We aimed to assess the role of computed tomography (CT) perfusion in differentiation of thymoma from thymic hyperplasia, lymphoma, thymic carcinoma, and lung cancer invading anterior mediastinum.

METHODS:

In this study, 25 patients with an anterior mediastinal lesion underwent CT perfusion imaging from January 2015 to February 2016. Diagnoses included thymoma (n=7), thymic hyperplasia (n=8), lymphoma (n=4), thymic carcinoma (n=3), and invasive lung cancer (n=3). Lymphoma, thymic carcinoma, and lung cancer were grouped as malignant tumors for statistical analysis. Values for blood flow, blood volume, and permeability surface were measured in CT perfusion.

RESULTS:

Blood flow and blood volume values were higher in thymoma in comparison to thymic hyperplasia; however, the difference was not statistically significant. Blood volume values were significantly higher in thymoma (mean, 11.4 mL/100 mL; range, 5.2–20.2 mL/100 mL) compared with lymphoma (mean, 5.3 mL/100 mL; range, 2.5–7.2 mL/100 mL) (P = 0.023).
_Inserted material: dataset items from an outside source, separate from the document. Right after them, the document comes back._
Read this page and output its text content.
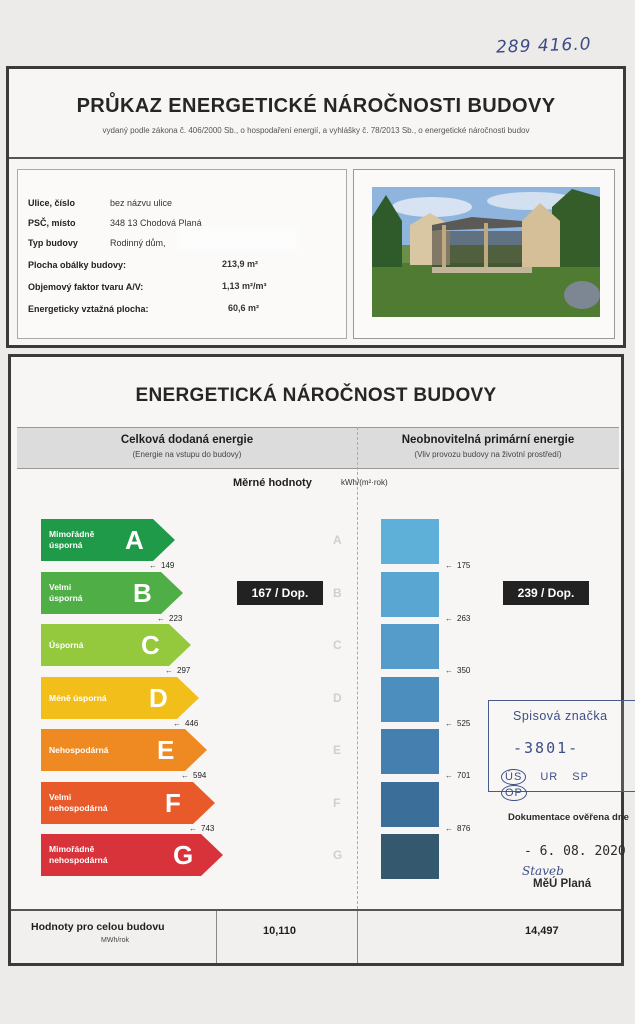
289 416.0
PRŮKAZ ENERGETICKÉ NÁROČNOSTI BUDOVY
vydaný podle zákona č. 406/2000 Sb., o hospodaření energií, a vyhlášky č. 78/2013 Sb., o energetické náročnosti budov
Ulice, číslo	bez názvu ulice
PSČ, místo	348 13 Chodová Planá
Typ budovy	Rodinný dům,
Plocha obálky budovy:	213,9 m²
Objemový faktor tvaru A/V:	1,13 m²/m³
Energeticky vztažná plocha:	60,6 m²
ENERGETICKÁ NÁROČNOST BUDOVY
Celková dodaná energie
(Energie na vstupu do budovy)
Neobnovitelná primární energie
(Vliv provozu budovy na životní prostředí)
Měrné hodnoty	kWh/(m²·rok)
Mimořádně
úsporná A
← 149
Velmi
úsporná B
← 223
Úsporná C
← 297
Méně úsporná D
← 446
Nehospodárná E
← 594
Velmi
nehospodárná F
← 743
Mimořádně
nehospodárná	G
A
← 175
B
← 263
C
← 350
D
← 525
E
← 701
F
← 876
G
167 / Dop.	239 / Dop.
Hodnoty pro celou budovu
MWh/rok
10,110	14,497
Spisová značka
-3801-
ÚS UR SP OP
Dokumentace ověřena dne
- 6. 08. 2020
Staveb
MěÚ Planá
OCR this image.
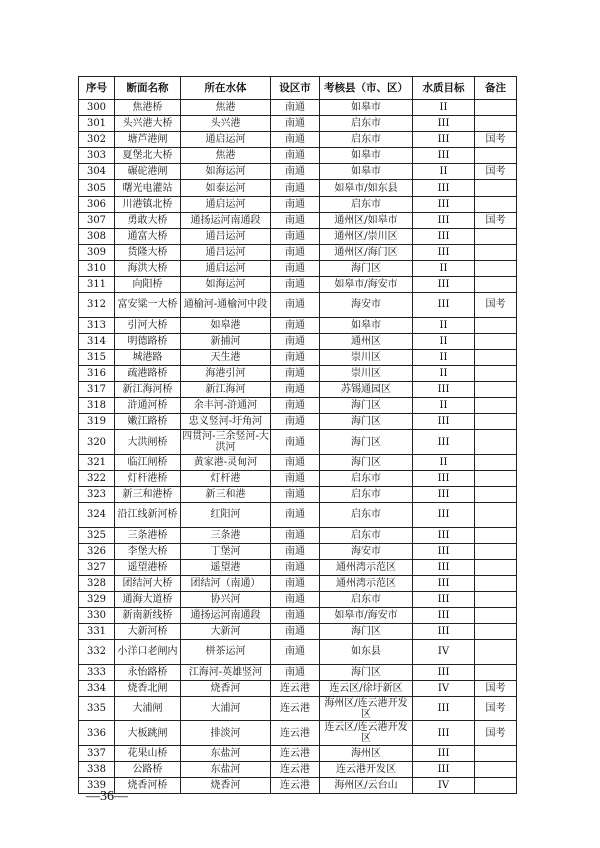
序号	断面名称	所在水体	设区市	考核县（市、区）	水质目标	备注
300	焦港桥	焦港	南通	如皋市	II	
301	头兴港大桥	头兴港	南通	启东市	III	
302	塘芦港闸	通启运河	南通	启东市	III	国考
303	夏堡北大桥	焦港	南通	如皋市	III	
304	碾砣港闸	如海运河	南通	如皋市	II	国考
305	曙光电灌站	如泰运河	南通	如皋市/如东县	III	
306	川港镇北桥	通启运河	南通	启东市	III	
307	勇敢大桥	通扬运河南通段	南通	通州区/如皋市	III	国考
308	通富大桥	通吕运河	南通	通州区/崇川区	III	
309	货隆大桥	通吕运河	南通	通州区/海门区	III	
310	海洪大桥	通启运河	南通	海门区	II	
311	向阳桥	如海运河	南通	如皋市/海安市	III	
312	富安粱一大桥	通榆河-通榆河中段	南通	海安市	III	国考
313	引河大桥	如皋港	南通	如皋市	II	
314	明德路桥	新捕河	南通	通州区	II	
315	城港路	天生港	南通	崇川区	II	
316	疏港路桥	海港引河	南通	崇川区	II	
317	新江海河桥	新江海河	南通	苏锡通园区	III	
318	浒通河桥	余丰河-浒通河	南通	海门区	II	
319	嫩江路桥	忠义竖河-圩角河	南通	海门区	III	
320	大洪闸桥	四贯河-三余竖河-大洪河	南通	海门区	III	
321	临江闸桥	黄家港-灵甸河	南通	海门区	II	
322	灯杆港桥	灯杆港	南通	启东市	III	
323	新三和港桥	新三和港	南通	启东市	III	
324	沿江线新河桥	红阳河	南通	启东市	III	
325	三条港桥	三条港	南通	启东市	III	
326	李堡大桥	丁堡河	南通	海安市	III	
327	遥望港桥	遥望港	南通	通州湾示范区	III	
328	团结河大桥	团结河（南通）	南通	通州湾示范区	III	
329	通海大道桥	协兴河	南通	启东市	III	
330	新南新线桥	通扬运河南通段	南通	如皋市/海安市	III	
331	大新河桥	大新河	南通	海门区	III	
332	小洋口老闸内	栟茶运河	南通	如东县	IV	
333	永怡路桥	江海河-英雄竖河	南通	海门区	III	
334	烧香北闸	烧香河	连云港	连云区/徐圩新区	IV	国考
335	大浦闸	大浦河	连云港	海州区/连云港开发区	III	国考
336	大板跳闸	排淡河	连云港	连云区/连云港开发区	III	国考
337	花果山桥	东盐河	连云港	海州区	III	
338	公路桥	东盐河	连云港	连云港开发区	III	
339	烧香河桥	烧香河	连云港	海州区/云台山	IV	
—36—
Blood flow and blood volume values were significantly higher in thymoma compared with non-thymoma malignant tumors (P = 0.025).

CONCLUSION:

CT perfusion is helpful in differentiating thymoma from non-thymoma malignancies including lymphoma, thymic carcinoma, and invasive lung cancer involving the anterior mediastinum.